Governor Brown signed SB 568, which moves all of California’s partisan primaries from June to the first week in March, in midterm years as well as presidential years.  The change is effective after 2018.  Although much commentary about this bill has been published, there is little or no mention of the fact that a March primary for Congress and state office, in all election years, will very likely render the top-two system unconstitutional.

For almost 50 years, the federal courts, including the U.S. Supreme Court, has been ruling that states cannot shut down all methods for getting on the November ballot in the spring and summer of election years.  But if SB 568 becomes law, there will be no means for a candidate (for congress or partisan state office) to get his or her name on the November ballot unless that candidate qualified by December of the year before the election.  That is because California doesn’t let anyone onto the November ballot who doesn’t place first or second in the primary.  And a March primary means candidates must qualify in December of the odd year before the election.

Election law prrofessor Derek Muller noted this on his blog, “An Excess of Democracy”, on September 21.  He quoted from the Ninth Circuit decision that upheld Washington state’s top-two primary.  The Libertarian Party had challenged that state’s top-two primary, submitting evidence that shows minor party candidates can never get on the November ballot unless they are lucky enough to have only one major party opponent (then, obviously, the minor party candidate can place second).  The Libertarian Party argued that it is a severe burden for it, and its voters, to be excluded from the general election campaign season.  But the Ninth Circuit said that is only a “slight burden”, because at least the minor party candidates and voters can participate in Washington state’s August primary.  The Ninth Circuit said August is near the peak of public interest in the election.

But the Ninth Circuit also said that the case would be far different if Washington state’s primary were in March.  That is because of the many court decisions that have held that states must have an avenue to the November ballot in the first half of any election year.  Courts have noted that, in history, many times an unexpected event in the first half of an election year changes the campaign.  For example, in May 1854, Congress unexpectedly passed the Kansas-Nebraska Act, changing Kansas Territory and Nebraska Territory from free territory, to territories that might have legal slavery if the voters in those territories wanted slavery.  In response, on July 6, 1854, persons opposed to the extension of slavery organized the Republican Party, which went on to win a plurality in the U.S. House in the autumn 1854 election.  If parties had been barred from getting on the ballot as early as May, that would have blocked the Republican Party from getting on the ballot that year.

The principle that governments must allow new entrants into an election, fairly close to the election itself, is so clear, that in July 2000, the U.S. State Department criticized Azerbaijan’s new election law because it did not allow parties to get on the ballot unless they had been organized at least six months before the election.

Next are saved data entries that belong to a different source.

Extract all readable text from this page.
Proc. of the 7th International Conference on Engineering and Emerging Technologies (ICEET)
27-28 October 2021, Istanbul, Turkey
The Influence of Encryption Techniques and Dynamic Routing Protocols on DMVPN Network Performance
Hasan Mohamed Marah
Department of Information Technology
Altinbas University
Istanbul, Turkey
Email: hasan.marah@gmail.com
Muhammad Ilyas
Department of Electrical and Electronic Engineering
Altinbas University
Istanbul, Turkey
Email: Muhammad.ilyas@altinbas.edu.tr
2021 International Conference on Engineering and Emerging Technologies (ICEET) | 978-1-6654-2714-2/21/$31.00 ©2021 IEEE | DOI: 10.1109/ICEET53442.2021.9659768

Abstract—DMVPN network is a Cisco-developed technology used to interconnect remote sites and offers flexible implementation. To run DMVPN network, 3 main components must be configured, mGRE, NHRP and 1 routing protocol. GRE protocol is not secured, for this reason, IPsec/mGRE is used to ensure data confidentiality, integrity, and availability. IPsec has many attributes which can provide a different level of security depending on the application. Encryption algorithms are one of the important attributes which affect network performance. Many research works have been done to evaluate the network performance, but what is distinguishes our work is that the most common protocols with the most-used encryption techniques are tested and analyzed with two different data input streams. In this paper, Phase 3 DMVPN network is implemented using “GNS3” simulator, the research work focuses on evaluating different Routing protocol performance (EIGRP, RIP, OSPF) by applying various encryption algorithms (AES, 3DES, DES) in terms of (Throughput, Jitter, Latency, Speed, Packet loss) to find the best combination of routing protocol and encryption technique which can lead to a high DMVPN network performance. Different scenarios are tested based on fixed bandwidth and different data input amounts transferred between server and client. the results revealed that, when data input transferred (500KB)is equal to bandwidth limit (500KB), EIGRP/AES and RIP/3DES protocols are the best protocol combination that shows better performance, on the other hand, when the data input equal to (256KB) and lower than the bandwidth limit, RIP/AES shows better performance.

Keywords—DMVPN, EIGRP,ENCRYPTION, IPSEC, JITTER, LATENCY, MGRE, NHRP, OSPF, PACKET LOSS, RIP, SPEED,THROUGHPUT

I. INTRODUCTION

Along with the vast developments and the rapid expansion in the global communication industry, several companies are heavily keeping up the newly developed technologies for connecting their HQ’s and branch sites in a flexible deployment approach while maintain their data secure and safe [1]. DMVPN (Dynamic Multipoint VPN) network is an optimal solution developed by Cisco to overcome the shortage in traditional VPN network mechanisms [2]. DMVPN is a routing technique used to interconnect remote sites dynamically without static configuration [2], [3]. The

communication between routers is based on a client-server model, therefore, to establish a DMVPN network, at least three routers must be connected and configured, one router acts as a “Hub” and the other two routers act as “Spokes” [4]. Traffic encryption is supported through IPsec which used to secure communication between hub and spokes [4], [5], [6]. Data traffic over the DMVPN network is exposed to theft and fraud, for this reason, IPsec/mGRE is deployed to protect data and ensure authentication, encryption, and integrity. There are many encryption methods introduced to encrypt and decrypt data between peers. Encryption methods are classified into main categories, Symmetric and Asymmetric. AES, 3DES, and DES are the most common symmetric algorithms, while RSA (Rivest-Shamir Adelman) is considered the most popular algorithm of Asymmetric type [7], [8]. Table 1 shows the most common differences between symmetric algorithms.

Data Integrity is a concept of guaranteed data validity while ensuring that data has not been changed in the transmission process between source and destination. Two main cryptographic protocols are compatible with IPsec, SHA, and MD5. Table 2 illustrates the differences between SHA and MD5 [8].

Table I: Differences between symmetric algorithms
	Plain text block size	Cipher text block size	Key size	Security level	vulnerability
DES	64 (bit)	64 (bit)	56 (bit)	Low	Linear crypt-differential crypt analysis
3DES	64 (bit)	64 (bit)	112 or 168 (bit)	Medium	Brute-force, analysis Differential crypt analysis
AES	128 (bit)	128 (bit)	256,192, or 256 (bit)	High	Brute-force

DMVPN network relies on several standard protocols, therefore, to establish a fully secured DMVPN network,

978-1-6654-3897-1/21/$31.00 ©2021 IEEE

Other states have March primaries for Congress and state office, for example Texas and Illinois.  However, those states have procedures for new parties, and independent candidates, to qualify for the ballot several months after the primaries are over.

Expect some or all of California’s minor parties (Green, Libertarian, and Peace & Freedom most likely) to argue that the new system, blocking all candidates from the November ballot who don’t file in the year before the election, violates the First Amendment.